Currently the macros blocks are just averaged to extract lateral distance increment vectors between frames. Due to the fixed frame rate, these can produce velocity increments. Both can then be integrated to produce absolutes. But I suspect there’s even more information available.
Imagine videoing an image like this multi-coloured circle:
It’s pretty simple to see that if the camera moved laterally between two frames, it’d be pretty straight forward for the video compression algorithm to break the change down into a set of identical macro-block vectors, each showing the direction and distance the camera had shifted between frames. This is what I’m doing now by simply averaging the macro-blocks.
But imagine the camera doesn’t move laterally, but instead it rotates and the distance between camera and circle increases. By rotating each macro-block vector by the position it is in the frame compared to the center point and averaging the results, what results is a circumferential component representing yaw change, and an axial component representing height change.
I think the way to approach this is first to get the lateral movement by simply averaging the macro-block vectors as now; the yaw and height components will cancel themselves out.

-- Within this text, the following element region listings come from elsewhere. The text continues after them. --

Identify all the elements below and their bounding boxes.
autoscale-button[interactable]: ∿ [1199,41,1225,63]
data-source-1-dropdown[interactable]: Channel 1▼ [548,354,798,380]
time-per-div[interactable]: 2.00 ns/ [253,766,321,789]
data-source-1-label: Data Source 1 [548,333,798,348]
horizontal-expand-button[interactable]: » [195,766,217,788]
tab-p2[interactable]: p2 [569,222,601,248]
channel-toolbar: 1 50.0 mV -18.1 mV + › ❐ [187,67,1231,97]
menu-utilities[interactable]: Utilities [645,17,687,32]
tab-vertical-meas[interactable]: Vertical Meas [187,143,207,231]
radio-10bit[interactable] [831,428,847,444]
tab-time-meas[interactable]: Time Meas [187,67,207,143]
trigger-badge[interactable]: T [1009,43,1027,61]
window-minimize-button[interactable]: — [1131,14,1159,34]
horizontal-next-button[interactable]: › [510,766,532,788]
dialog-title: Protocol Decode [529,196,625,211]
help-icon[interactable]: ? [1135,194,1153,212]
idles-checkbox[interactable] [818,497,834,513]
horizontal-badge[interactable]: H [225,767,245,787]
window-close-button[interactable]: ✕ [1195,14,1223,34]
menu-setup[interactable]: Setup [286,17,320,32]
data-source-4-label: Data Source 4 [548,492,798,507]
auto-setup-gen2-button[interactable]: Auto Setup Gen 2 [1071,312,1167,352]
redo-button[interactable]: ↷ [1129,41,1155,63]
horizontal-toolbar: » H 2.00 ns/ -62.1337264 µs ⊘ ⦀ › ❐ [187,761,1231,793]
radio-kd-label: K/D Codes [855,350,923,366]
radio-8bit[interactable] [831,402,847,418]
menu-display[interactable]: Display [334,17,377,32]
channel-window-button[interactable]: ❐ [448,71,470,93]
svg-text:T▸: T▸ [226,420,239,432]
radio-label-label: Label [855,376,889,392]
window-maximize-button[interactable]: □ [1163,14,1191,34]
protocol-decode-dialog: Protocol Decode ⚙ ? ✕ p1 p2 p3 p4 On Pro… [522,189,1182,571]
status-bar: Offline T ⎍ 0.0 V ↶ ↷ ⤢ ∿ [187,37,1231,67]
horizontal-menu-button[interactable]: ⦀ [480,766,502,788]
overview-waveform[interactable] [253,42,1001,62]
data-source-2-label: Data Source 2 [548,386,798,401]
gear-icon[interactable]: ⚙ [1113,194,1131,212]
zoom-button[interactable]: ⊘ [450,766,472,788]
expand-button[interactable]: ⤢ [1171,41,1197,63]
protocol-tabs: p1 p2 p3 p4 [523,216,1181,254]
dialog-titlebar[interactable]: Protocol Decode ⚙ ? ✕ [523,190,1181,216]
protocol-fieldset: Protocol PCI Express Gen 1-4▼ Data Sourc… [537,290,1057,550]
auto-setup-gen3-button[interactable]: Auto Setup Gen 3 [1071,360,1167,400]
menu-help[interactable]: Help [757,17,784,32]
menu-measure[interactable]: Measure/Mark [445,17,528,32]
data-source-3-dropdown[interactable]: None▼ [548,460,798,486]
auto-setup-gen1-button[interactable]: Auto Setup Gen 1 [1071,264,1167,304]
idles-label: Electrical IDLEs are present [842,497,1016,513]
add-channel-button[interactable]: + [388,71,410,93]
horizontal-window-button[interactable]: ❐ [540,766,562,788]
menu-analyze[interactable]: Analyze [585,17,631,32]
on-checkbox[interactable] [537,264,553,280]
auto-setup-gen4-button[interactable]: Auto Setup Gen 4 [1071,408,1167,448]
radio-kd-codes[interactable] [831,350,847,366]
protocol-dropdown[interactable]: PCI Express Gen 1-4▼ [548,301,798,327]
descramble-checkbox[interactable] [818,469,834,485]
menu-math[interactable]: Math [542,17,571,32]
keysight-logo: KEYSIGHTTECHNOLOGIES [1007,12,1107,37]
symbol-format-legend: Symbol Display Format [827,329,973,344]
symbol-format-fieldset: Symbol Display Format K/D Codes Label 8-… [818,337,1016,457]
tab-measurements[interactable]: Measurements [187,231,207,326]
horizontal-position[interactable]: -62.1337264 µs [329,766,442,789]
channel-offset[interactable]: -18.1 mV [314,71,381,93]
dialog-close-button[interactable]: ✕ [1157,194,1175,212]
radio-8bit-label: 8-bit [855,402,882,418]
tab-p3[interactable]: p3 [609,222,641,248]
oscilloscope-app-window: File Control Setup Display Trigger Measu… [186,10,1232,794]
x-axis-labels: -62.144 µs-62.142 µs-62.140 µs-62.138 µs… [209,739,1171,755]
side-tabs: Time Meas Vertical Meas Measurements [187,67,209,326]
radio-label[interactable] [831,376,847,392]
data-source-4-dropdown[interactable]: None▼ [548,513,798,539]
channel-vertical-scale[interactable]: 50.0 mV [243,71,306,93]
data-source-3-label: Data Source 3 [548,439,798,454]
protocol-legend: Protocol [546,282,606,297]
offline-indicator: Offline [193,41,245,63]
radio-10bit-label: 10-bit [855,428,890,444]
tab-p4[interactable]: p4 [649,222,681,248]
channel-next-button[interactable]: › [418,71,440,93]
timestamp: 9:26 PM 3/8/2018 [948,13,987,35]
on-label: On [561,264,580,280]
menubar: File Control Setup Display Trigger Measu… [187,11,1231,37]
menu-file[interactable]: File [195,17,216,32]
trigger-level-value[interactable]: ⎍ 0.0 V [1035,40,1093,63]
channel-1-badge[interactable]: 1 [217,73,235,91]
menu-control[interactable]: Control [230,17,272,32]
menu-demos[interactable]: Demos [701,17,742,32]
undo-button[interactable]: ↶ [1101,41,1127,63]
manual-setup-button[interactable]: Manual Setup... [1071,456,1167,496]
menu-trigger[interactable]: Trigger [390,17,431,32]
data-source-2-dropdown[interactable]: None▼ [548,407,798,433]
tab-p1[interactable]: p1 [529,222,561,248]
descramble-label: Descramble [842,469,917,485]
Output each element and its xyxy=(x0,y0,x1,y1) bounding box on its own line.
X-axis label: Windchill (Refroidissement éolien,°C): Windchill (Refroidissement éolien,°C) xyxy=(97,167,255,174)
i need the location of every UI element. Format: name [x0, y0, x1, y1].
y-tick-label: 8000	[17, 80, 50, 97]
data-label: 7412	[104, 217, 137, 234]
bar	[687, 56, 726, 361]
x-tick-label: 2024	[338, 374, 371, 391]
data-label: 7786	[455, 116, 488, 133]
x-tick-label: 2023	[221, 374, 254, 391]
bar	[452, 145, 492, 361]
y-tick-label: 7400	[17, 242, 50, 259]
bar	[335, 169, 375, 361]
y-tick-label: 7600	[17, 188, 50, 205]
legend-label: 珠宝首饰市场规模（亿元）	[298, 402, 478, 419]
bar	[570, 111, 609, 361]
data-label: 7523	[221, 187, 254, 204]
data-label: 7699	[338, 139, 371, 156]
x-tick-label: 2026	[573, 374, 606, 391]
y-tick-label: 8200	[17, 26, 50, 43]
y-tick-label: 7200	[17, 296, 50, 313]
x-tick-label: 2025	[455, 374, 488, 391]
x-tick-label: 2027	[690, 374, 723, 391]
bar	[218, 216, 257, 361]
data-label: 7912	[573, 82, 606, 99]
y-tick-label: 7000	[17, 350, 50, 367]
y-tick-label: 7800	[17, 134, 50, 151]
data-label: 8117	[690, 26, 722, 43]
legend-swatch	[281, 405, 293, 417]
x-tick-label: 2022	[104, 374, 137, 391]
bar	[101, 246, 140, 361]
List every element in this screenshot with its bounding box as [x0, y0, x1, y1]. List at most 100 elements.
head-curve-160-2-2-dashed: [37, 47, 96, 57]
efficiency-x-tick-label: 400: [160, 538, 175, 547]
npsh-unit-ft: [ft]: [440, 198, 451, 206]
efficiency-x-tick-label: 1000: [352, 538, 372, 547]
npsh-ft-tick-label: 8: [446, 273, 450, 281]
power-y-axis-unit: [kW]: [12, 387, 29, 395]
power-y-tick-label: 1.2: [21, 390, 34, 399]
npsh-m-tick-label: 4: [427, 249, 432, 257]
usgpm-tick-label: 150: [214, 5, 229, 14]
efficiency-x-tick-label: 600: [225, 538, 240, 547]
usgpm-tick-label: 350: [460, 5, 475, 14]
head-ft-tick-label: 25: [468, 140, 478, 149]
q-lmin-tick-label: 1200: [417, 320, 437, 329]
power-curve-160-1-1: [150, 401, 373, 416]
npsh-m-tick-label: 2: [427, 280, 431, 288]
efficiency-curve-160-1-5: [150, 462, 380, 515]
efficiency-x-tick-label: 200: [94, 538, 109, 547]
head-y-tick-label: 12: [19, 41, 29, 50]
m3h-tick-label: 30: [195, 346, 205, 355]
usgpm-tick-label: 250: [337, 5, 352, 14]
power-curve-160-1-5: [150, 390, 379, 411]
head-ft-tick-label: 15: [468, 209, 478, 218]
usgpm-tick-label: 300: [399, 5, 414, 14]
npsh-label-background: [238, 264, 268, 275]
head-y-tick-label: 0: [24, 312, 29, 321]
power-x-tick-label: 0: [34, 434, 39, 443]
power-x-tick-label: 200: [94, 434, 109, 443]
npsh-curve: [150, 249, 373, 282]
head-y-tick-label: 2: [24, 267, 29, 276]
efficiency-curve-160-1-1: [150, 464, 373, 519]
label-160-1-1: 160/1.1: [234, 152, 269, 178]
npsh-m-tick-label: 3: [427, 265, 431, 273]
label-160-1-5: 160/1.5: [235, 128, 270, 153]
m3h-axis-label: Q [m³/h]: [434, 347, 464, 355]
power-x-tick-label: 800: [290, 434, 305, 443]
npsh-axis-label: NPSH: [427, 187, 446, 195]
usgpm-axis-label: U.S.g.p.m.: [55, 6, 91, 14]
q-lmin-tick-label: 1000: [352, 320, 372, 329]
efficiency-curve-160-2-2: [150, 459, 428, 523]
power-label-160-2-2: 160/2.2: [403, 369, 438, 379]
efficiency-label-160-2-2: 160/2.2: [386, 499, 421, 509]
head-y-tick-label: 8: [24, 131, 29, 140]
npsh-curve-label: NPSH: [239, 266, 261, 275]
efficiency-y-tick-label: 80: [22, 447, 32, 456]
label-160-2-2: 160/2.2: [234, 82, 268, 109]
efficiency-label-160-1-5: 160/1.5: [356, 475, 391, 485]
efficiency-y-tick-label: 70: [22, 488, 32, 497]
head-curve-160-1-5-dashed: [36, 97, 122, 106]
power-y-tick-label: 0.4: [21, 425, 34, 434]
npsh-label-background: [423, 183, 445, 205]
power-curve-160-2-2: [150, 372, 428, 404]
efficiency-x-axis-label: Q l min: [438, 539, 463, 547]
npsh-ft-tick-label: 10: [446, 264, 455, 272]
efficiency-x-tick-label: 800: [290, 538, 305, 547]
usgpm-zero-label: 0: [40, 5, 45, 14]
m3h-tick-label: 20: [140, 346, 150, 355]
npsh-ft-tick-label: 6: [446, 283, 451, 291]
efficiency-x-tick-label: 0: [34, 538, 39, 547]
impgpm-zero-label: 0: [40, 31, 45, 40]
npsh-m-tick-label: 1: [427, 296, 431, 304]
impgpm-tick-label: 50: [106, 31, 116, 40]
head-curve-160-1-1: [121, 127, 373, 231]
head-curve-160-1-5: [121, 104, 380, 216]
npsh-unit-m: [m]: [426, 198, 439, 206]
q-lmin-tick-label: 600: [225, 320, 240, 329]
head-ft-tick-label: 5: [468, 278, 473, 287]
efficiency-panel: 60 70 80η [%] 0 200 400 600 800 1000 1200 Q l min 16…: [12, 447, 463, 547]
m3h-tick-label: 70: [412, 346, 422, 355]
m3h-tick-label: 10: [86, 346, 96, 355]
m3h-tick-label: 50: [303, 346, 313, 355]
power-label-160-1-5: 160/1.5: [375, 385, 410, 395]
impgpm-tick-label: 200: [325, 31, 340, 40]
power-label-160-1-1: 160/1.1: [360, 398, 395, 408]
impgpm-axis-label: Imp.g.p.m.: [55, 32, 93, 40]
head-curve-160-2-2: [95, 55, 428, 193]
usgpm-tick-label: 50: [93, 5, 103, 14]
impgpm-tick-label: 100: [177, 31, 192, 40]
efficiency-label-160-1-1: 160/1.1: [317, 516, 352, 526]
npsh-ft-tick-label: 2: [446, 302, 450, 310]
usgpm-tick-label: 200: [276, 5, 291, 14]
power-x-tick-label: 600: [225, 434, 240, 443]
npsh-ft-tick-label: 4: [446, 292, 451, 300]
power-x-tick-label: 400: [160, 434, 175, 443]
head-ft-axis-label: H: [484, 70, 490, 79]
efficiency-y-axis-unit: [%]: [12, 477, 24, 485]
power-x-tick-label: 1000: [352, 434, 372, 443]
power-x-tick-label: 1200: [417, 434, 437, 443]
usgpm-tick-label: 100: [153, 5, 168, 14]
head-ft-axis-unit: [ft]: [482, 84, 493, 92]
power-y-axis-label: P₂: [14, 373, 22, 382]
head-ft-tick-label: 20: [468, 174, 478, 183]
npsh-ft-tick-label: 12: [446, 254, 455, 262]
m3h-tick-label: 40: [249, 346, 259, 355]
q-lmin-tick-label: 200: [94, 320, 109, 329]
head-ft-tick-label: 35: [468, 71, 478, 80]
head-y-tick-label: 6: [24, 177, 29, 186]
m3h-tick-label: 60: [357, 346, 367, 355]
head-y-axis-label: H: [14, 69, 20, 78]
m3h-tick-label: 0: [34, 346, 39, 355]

Then by shifting the contents of the macro-block frame by the averaged lateral movement, the axis is brought to the center of the frame – some macro-blocks will be discarded to ensure the revised macro-block frame is square around the new center point.
Each of the macro-block vectors is then rotated according to the position in the new square frame.The angle of each macro-block in the frame is pretty easy to work out (e.g. a 4×4 square has rotation angles of 45, 135, 225 and 315 degrees, 9×9 square has blocks to be rotated by 0, 45, 90, 135, 180, 225, 270, 315 degrees), so now averaging the X and Y axis of these rotated macro-block vectors gives a measure of yaw and size change (height). I’d need to include distance from the center when averaging out these rotated blocks.
At a push, even pitch and roll could be obtained because they would distort the circle into an oval.
Yes, there’s calibration to do, and there’s a dependency on textured multicoloured surfaces, and the accuracy will be very dependent on frame size and rate. Nevertheless, in the perfect world, it should all just work(TM). How cool would that be to having the Raspberry Pi camera providing this level of information! No other sensors would be required except for a compass for orientation, GPS for location, and LiDAR for obstacle detection and avoidance. How cool would that be!
Anyway, enough dreaming for now, back to the real world!